3. State Policies Have Weaponized Identity
The Indian state’s approach in Manipur has deepened divisions:
- Armed patronage: At different times, both Naga and Kuki militias were used as proxy forces—arming communities against each other while denying them political solutions.
- Ambiguous boundaries: Hill district borders remain poorly demarcated, allowing rival claims to fester.
- Reservation competition: Instead of addressing economic inequality, the system pits ST groups against each other for jobs and education—turning policy into a battleground.
The result? Ethnic identity becomes a survival tool—and a target. Kukis are accused of “hogging reservations” by the Meiteis, while the kuki-zo's own fears of cultural extinction are ignored.
4. They Are Blamed for Defending Themselves
• When Kukis form village defense groups or demand autonomy, it’s framed as “militancy.”
• When they flee burning villages, they’re called “troublemakers.”
• When they speak of ancestral rights, they’re labeled “anti-Manipur.”
But what choice do they have?
* If you don’t defend your home, you lose it.
* If you do defend it, you’re called violent.
This is the double bind of the marginalized: punished for resistance, erased for having weak leadership and no unity.
5. No Space for Truth—Not Even Neutrality
During the 2023 violence, Meitei families who tried to speak the truth and stay neutral were attacked by Meitei militias:
• Meitei mobs accused them of “siding with the Kukis” and vandalised their properties.
• Hardline elements labeled them “traitors” for refusing to vilify the Kukis.
Truth-telling was silenced—replaced by false narratives, propaganda, and the threat of annihilation.
The Bottom Line
The Kukis are not “in conflict with everyone.”
They are caught between everyone’s ambitions—with no unified army command, no capital, and no veto power over decisions that decide their fate.
They are at the receiving end because:
- Their land is coveted
- Their unity is fractured
- Their leaders are easy to manipulate
- Their voice is drowned out
- Their defense is criminalized
- Their existence is seen as an obstacle
"This isn’t tribal animosity. It’s structural targeting".

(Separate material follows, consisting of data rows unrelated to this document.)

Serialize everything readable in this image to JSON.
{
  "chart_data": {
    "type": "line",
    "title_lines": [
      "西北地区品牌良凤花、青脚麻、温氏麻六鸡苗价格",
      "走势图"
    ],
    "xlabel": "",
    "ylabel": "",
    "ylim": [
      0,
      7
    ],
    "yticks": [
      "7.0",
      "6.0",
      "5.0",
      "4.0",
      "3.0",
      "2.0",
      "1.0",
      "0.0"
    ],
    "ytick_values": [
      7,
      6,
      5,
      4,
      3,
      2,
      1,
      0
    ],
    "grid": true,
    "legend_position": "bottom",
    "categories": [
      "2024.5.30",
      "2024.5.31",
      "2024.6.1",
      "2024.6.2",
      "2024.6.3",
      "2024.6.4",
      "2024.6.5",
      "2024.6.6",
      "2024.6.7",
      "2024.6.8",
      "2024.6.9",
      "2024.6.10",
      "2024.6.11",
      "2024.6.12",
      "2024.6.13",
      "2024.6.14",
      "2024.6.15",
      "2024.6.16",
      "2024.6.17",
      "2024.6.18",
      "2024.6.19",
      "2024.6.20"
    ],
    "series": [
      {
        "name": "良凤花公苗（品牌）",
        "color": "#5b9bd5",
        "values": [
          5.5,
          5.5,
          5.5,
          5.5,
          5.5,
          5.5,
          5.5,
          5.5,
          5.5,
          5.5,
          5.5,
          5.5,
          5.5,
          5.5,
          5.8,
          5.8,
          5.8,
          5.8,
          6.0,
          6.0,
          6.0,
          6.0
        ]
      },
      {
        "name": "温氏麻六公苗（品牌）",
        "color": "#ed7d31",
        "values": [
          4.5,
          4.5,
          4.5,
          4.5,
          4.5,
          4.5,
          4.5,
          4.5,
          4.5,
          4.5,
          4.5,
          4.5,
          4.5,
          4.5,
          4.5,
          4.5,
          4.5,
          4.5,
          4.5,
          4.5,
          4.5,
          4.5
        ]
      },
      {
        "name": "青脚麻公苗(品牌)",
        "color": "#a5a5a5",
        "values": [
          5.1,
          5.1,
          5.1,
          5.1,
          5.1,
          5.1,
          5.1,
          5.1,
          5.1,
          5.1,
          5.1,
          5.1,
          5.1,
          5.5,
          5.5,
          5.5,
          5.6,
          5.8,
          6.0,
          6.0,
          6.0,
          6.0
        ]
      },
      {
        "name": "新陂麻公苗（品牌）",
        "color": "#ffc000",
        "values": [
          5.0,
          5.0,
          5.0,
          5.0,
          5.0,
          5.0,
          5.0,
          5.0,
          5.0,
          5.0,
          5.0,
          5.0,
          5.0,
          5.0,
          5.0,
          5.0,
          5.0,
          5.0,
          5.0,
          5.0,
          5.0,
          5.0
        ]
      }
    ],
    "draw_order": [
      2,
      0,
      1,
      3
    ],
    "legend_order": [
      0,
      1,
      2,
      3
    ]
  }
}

Until the Government of India acknowledges that peace requires justice—not just ceasefire agreements—the Kukis will continue to pay the price for living in the wrong place at the wrong time.
The moment the SoO groups establish strong, unified leadership—with a cohesive command structure for security and a shared vision for policy-making—everything will fall into place. The recent conflict in Litan was a clear lesson in what weakness invites: when you are perceived as weak, everyone wants to pick a fight, frame it along ethnic lines, and take your land.
But ultimately, asking “why do they fight?” remains the wrong question.
The right one is: “Why do we keep trying to steal others’ land by killing its owners—and attempting to rewrite their history and future without them?”